Truck seven never made it to the home and went straight to maintenance. But with the new upgraded trucks LFR hopes breaking down on a call will no longer be a problem.

"Pretty ironic that we introduced the new truck seven today, and then we have current truck seven break down this afternoon," said Logistics Chief Kendall Warnock.

LFR says luckily Thursday's smoke report did not turn out to be a fire, and there was plenty of other crew at the scene already.

"We narrowed it down to a problem with the heating system, HVAC system. We had everybody at that point already out and safe," said Battalion Chief Benes.

Even though truck seven's maintenance wasn't an issue for Thursday's response, the wear and tear of the vehicle, LFR said, shows how valuable these new fire trucks will be.

"And we're certainly thankful for the support, of course, that City Hall has provided us. Obviously with the two apparatus coming today, the two trucks coming today, and then the three engines that are coming in September," said Warnock.

Along with less mechanical issues, logistics chief Warnock said earlier Thursday that the new trucks will have other features to make their job more efficient.

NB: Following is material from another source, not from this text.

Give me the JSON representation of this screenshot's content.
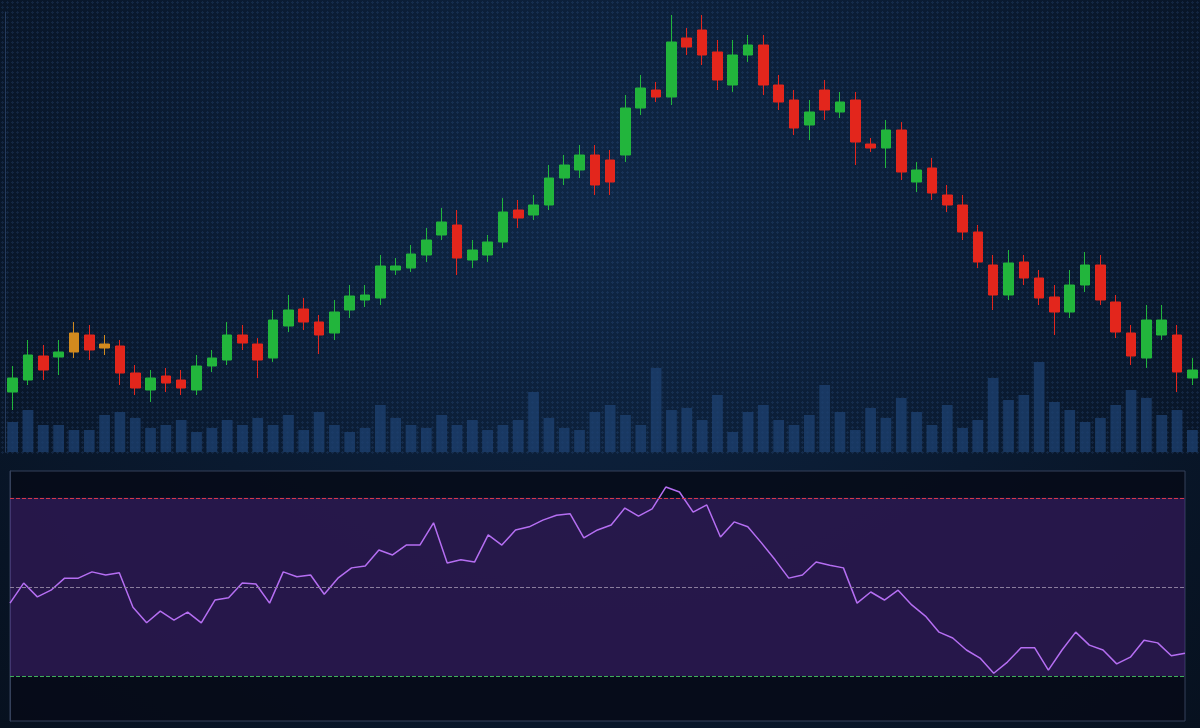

"Well the one's that are being aged out are 75 foot aerials, these are 105. So, they have a little bit more extension. Some of the houses that are set back in the city we'll be able to reach those a little better," said Warnock.

The new trucks will also have air bags, making it safer for the fire fighters as well.

The new trucks were not in commission today because they still have to be prepped for use. That will include installing radios, and training responders how to use the new equipment.

LFR said they should be out on the streets in 30 days.